In each new project the artist produces a sculpture preserving something of the previous
shapes to include in the following series of work. Trudy disassembles her environment into
elements which she builds up again into new architectural unities from the strata of
memory.

Every sculpture represents a small piece of nature. The artist molds and sculps the clay into
shapes built up of flat tiles in a color palette close to the earth, in deep orange browns to
brick reds, that she structures and positions in slanted and crisscrossed layers so as to
recreate a geological feature; like a stratification of rocks – as if mountains pushed upwards
by the shock of the continents – into slanted peaks with jagged edges and ridges, and
textured with engravings of beautiful latticework.

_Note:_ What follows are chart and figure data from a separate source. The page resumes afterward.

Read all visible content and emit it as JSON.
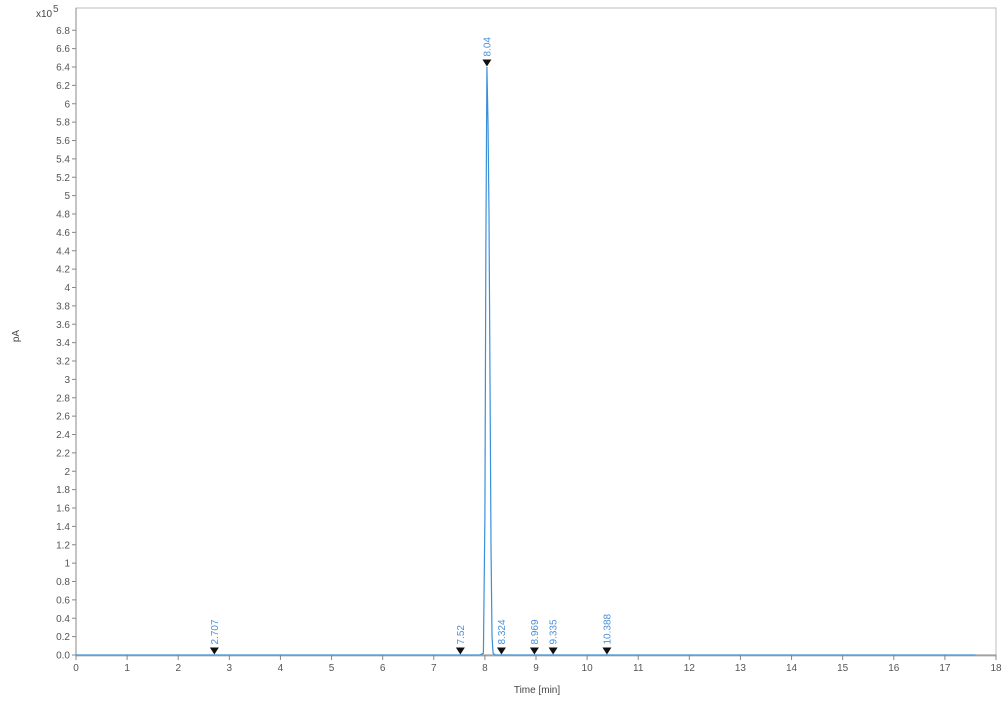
{
  "chart_data": {
    "type": "line",
    "xlabel": "Time [min]",
    "ylabel": "pA",
    "y_multiplier": "x10",
    "y_exponent": "5",
    "xlim": [
      0,
      18
    ],
    "ylim": [
      0,
      7.0
    ],
    "x_ticks": [
      "0",
      "1",
      "2",
      "3",
      "4",
      "5",
      "6",
      "7",
      "8",
      "9",
      "10",
      "11",
      "12",
      "13",
      "14",
      "15",
      "16",
      "17",
      "18"
    ],
    "y_ticks": [
      "0.0",
      "0.2",
      "0.4",
      "0.6",
      "0.8",
      "1",
      "1.2",
      "1.4",
      "1.6",
      "1.8",
      "2",
      "2.2",
      "2.4",
      "2.6",
      "2.8",
      "3",
      "3.2",
      "3.4",
      "3.6",
      "3.8",
      "4",
      "4.2",
      "4.4",
      "4.6",
      "4.8",
      "5",
      "5.2",
      "5.4",
      "5.6",
      "5.8",
      "6",
      "6.2",
      "6.4",
      "6.6",
      "6.8"
    ],
    "grid": false,
    "line_color": "#3a8fd9",
    "series": [
      {
        "x": [
          0,
          7.9,
          7.97,
          8.0,
          8.02,
          8.04,
          8.06,
          8.08,
          8.1,
          8.12,
          8.14,
          8.16,
          8.2,
          8.3,
          17.6
        ],
        "y": [
          0,
          0,
          0.02,
          1.5,
          4.5,
          6.4,
          5.8,
          4.8,
          3.0,
          1.2,
          0.2,
          0.02,
          0,
          0,
          0
        ]
      }
    ],
    "peaks": [
      {
        "label": "2.707",
        "x": 2.707,
        "y": 0.0
      },
      {
        "label": "7.52",
        "x": 7.52,
        "y": 0.0
      },
      {
        "label": "8.04",
        "x": 8.04,
        "y": 6.4
      },
      {
        "label": "8.324",
        "x": 8.324,
        "y": 0.0
      },
      {
        "label": "8.969",
        "x": 8.969,
        "y": 0.0
      },
      {
        "label": "9.335",
        "x": 9.335,
        "y": 0.0
      },
      {
        "label": "10.388",
        "x": 10.388,
        "y": 0.0
      }
    ]
  }
}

“The way she walks through the landscape is just the way she walks through her memory
forming images which she transforms into architectural ceramics”. Elisabeth de Schipper,
Excercises in crossing the border (2018).

Trudy Kunkeler studied vocational training in ceramics and crafts in Rotterdam and at the
Free Academy in The Hague, where she studied ceramics and glazes with Emmy van
Deventer, among others.
Subsequently, she did a first year of training at Escola Massana in Barcelona with a
scholarship from the Ary Scheffer Fund, followed by a second year at the invitation of Professor Maria Bofill.